Mi'kmaq lobster fishers with their traps on the wharf in Saulnierville, NS

THE MI’KMAQ WERE THERE TO FISH AND CELEBRATE. The non-Indigenous locals were there to stop them.

Mi’kmaq fishers dropped 50 lobster traps into the waters just off Saulnierville on the eastside of the lower Bay of Fundy September 17. Local non-Indigenous fishers soon cut the buoy lines and hauled up some the of the Mi’kmaq traps.

Gear vandalized; stolen

“One Mi’kmaw fishermen who went out to check his gear was swarmed by commercial fishing vessels that were cutting him off and hauling their gear, stealing their traps—preventing our people from fishing,” says Sipekne’Katik First Nation Chief Michael Sack.

Mi’kmaq fishers also report being shot at with rifles and flare guns.

Sack says, while having their gear hauled up by commercial fishermen slows their operation a bit, the Mi’kmaq are in it for the long haul—with no plans to stop fishing.

Law allows Mi’kmaw fishery

The locals say the Mi’kmaq are breaking the law and endangering the whole fishery.

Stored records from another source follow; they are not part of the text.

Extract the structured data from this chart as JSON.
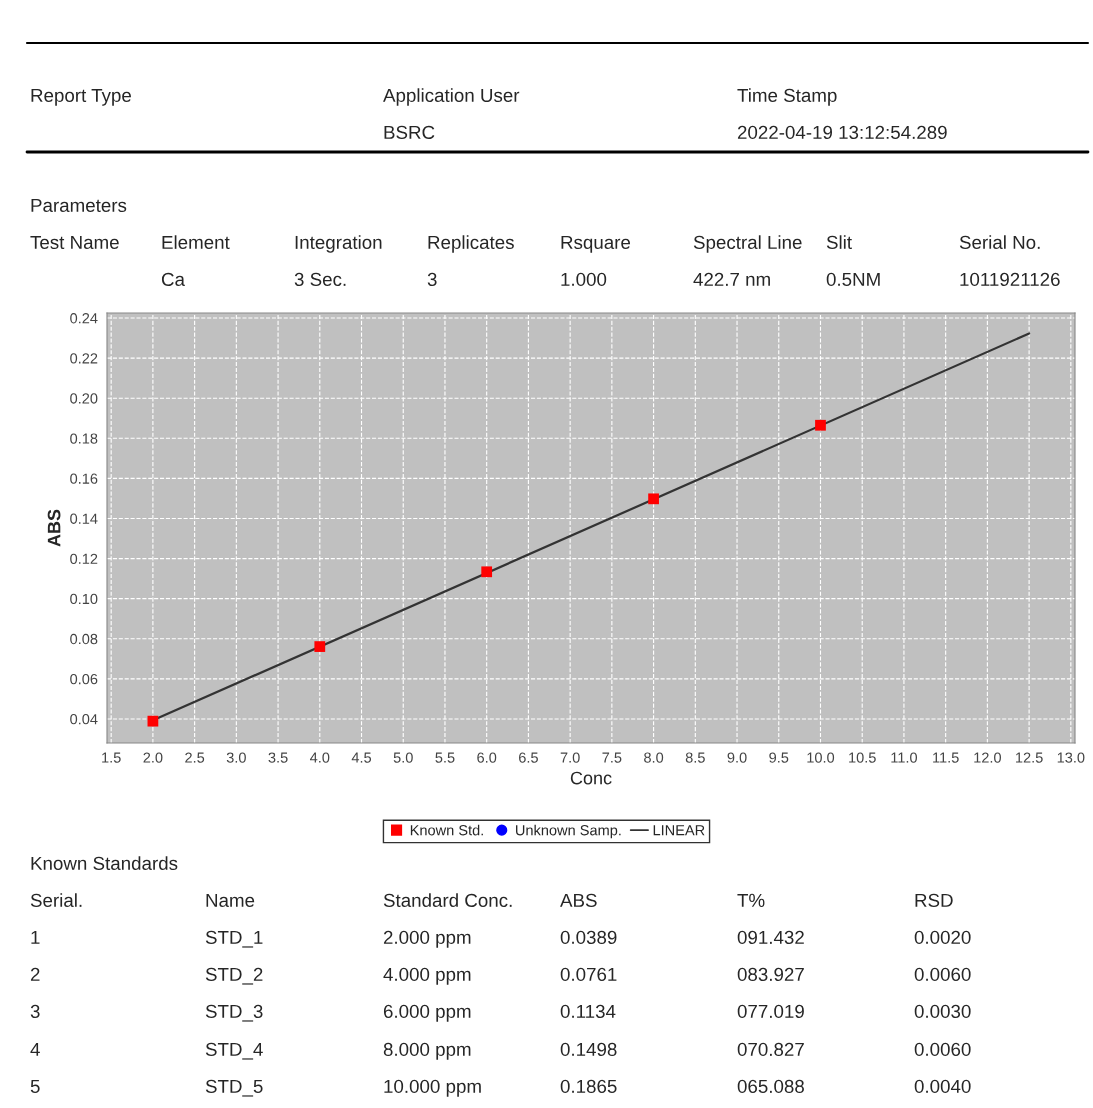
{
  "chart_data": {
    "type": "scatter",
    "xlabel": "Conc",
    "ylabel": "ABS",
    "series": [
      {
        "name": "Known Std.",
        "color": "#ff0000",
        "marker": "square",
        "x": [
          2,
          4,
          6,
          8,
          10
        ],
        "values": [
          0.0389,
          0.0761,
          0.1134,
          0.1498,
          0.1865
        ]
      },
      {
        "name": "Unknown Samp.",
        "color": "#0000ff",
        "marker": "circle"
      },
      {
        "name": "LINEAR",
        "type": "line",
        "color": "#333333",
        "marker": "none",
        "x": [
          2,
          12.5
        ],
        "values": [
          0.0393,
          0.2323
        ]
      }
    ],
    "xlim": [
      1.45,
      13.05
    ],
    "xticks": [
      {
        "value": 1.5,
        "label": "1.5"
      },
      {
        "value": 2,
        "label": "2.0"
      },
      {
        "value": 2.5,
        "label": "2.5"
      },
      {
        "value": 3,
        "label": "3.0"
      },
      {
        "value": 3.5,
        "label": "3.5"
      },
      {
        "value": 4,
        "label": "4.0"
      },
      {
        "value": 4.5,
        "label": "4.5"
      },
      {
        "value": 5,
        "label": "5.0"
      },
      {
        "value": 5.5,
        "label": "5.5"
      },
      {
        "value": 6,
        "label": "6.0"
      },
      {
        "value": 6.5,
        "label": "6.5"
      },
      {
        "value": 7,
        "label": "7.0"
      },
      {
        "value": 7.5,
        "label": "7.5"
      },
      {
        "value": 8,
        "label": "8.0"
      },
      {
        "value": 8.5,
        "label": "8.5"
      },
      {
        "value": 9,
        "label": "9.0"
      },
      {
        "value": 9.5,
        "label": "9.5"
      },
      {
        "value": 10,
        "label": "10.0"
      },
      {
        "value": 10.5,
        "label": "10.5"
      },
      {
        "value": 11,
        "label": "11.0"
      },
      {
        "value": 11.5,
        "label": "11.5"
      },
      {
        "value": 12,
        "label": "12.0"
      },
      {
        "value": 12.5,
        "label": "12.5"
      },
      {
        "value": 13,
        "label": "13.0"
      }
    ],
    "ylim": [
      0.028,
      0.2425
    ],
    "yticks": [
      {
        "value": 0.04,
        "label": "0.04"
      },
      {
        "value": 0.06,
        "label": "0.06"
      },
      {
        "value": 0.08,
        "label": "0.08"
      },
      {
        "value": 0.1,
        "label": "0.10"
      },
      {
        "value": 0.12,
        "label": "0.12"
      },
      {
        "value": 0.14,
        "label": "0.14"
      },
      {
        "value": 0.16,
        "label": "0.16"
      },
      {
        "value": 0.18,
        "label": "0.18"
      },
      {
        "value": 0.2,
        "label": "0.20"
      },
      {
        "value": 0.22,
        "label": "0.22"
      },
      {
        "value": 0.24,
        "label": "0.24"
      }
    ],
    "grid": true,
    "legend": "bottom",
    "annotations": [
      "Report Type",
      "Application User",
      "Time Stamp",
      "BSRC",
      "2022-04-19 13:12:54.289",
      "Parameters",
      "Test Name",
      "Element",
      "Integration",
      "Replicates",
      "Rsquare",
      "Spectral Line",
      "Slit",
      "Serial No.",
      "Ca",
      "3 Sec.",
      "3",
      "1.000",
      "422.7 nm",
      "0.5NM",
      "1011921126",
      "Known Standards",
      "Serial.",
      "Name",
      "Standard Conc.",
      "ABS",
      "T%",
      "RSD",
      "1",
      "STD_1",
      "2.000 ppm",
      "0.0389",
      "091.432",
      "0.0020",
      "2",
      "STD_2",
      "4.000 ppm",
      "0.0761",
      "083.927",
      "0.0060",
      "3",
      "STD_3",
      "6.000 ppm",
      "0.1134",
      "077.019",
      "0.0030",
      "4",
      "STD_4",
      "8.000 ppm",
      "0.1498",
      "070.827",
      "0.0060",
      "5",
      "STD_5",
      "10.000 ppm",
      "0.1865",
      "065.088",
      "0.0040"
    ]
  }
}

The Mi’kmaq say they are simply exercising their rights under the law.

The Sipekne’katik First Nation say the 1999 court rulings recognize their 260-year old treaty right to fish at any time—and without a licence.

The whole issue was supposed to have been settled 21 years ago with a Supreme Court of Canada decision that confirmed Indigenous rights to a “moderate livelihood” lobster fishery.

The Sipekne’katik First Nation in Nova Scotia chose September 17, the 21st anniversay of that decision, to launch their own self-regulated lobster fishery off Saulnierville. It was a proud day for them. Local non-Indigneous lobstermen consider it an insult and threat.

The commercial lobster fishery has been exclusively non-Indigenous down through all the generations that there has been a commercial lobster fishery. White fishers have been aggressively demonstrating their determination to keep it that way ever since September 17.

Scare tactics won’t work

Colin Sproul, of the Fundy Inshore Fishermen’s Association, said about 100 boats were removing the Mi’kmaw traps, and would take them to the wharf in Meteghan, N.S. They are maintaining a constant presence in St. Mary’s Bay.

Sproul said the fishermen were taking action on what they believe is an illegal out-of-season fishery because the Department of Fisheries and Oceans has refused to do so.

Alex McDonald, Mi’kmaw captain of French Lily, said that was a scare tactic, “You never know what they will do; they are unpredictable. They are trying to scare us, but it won’t work.”

The Sipekne’katik band estimates close to 300 people came from Mi’kmaw communities around the Atlantic region to offer their support, over the September 19-20 weekend.

Government inaction a problem

What’s playing out in the Bay of Fundy waters is complex, but the bottom line is that non-Indigenous fishermen are trying to stop the Mi’kmaq from exercising their treaty rights—and the Department of Fisheries and Oceans isn’t helping.

The problem is that the department has yet to define what exactly a “moderate livlihood” fishery is. The Sipekne’katik First Nation waited 21 years and then took it upon themselves to define it with their September 17 action.

The Sipekne’katik band has developed its own management plan to ensure sustainability. There are seven lobster licences, though at the current time only three are being fished. The Mi'kmaw fishery is the tiniest drop in a bucket considering the overall size of the southwest NS commercial lobster fishery.

The commercial lobster fishery in southwest NS is the largest lobster fishery in the province and the country. There are 1,662 lobster licences with boats employing around 5,000 fishers, with thousands more jobs onshore. The total landed value of the 2018-2019 season came in at around $498.2 million,

Just the beginning

The band plan also includes licences for non-Mi’kmaw lobster consumers that state their purchase is legal, as per the Peace and Friendship Treaties.

Sipekne’katik’s moderate livelihood fishery is the first of what could become multiple Mi’kmaw-regulated fisheries launched in the province. Potlotek First Nation is scheduled to launch their own on Oct. 1, according to the community’s chief Wilbert Marshall.

“We’re doing the same thing,” Wilbert Marshall. said. “We’ll follow a community plan, which we’ve been talking about for the last two or three months now ... 21 years is long enough.”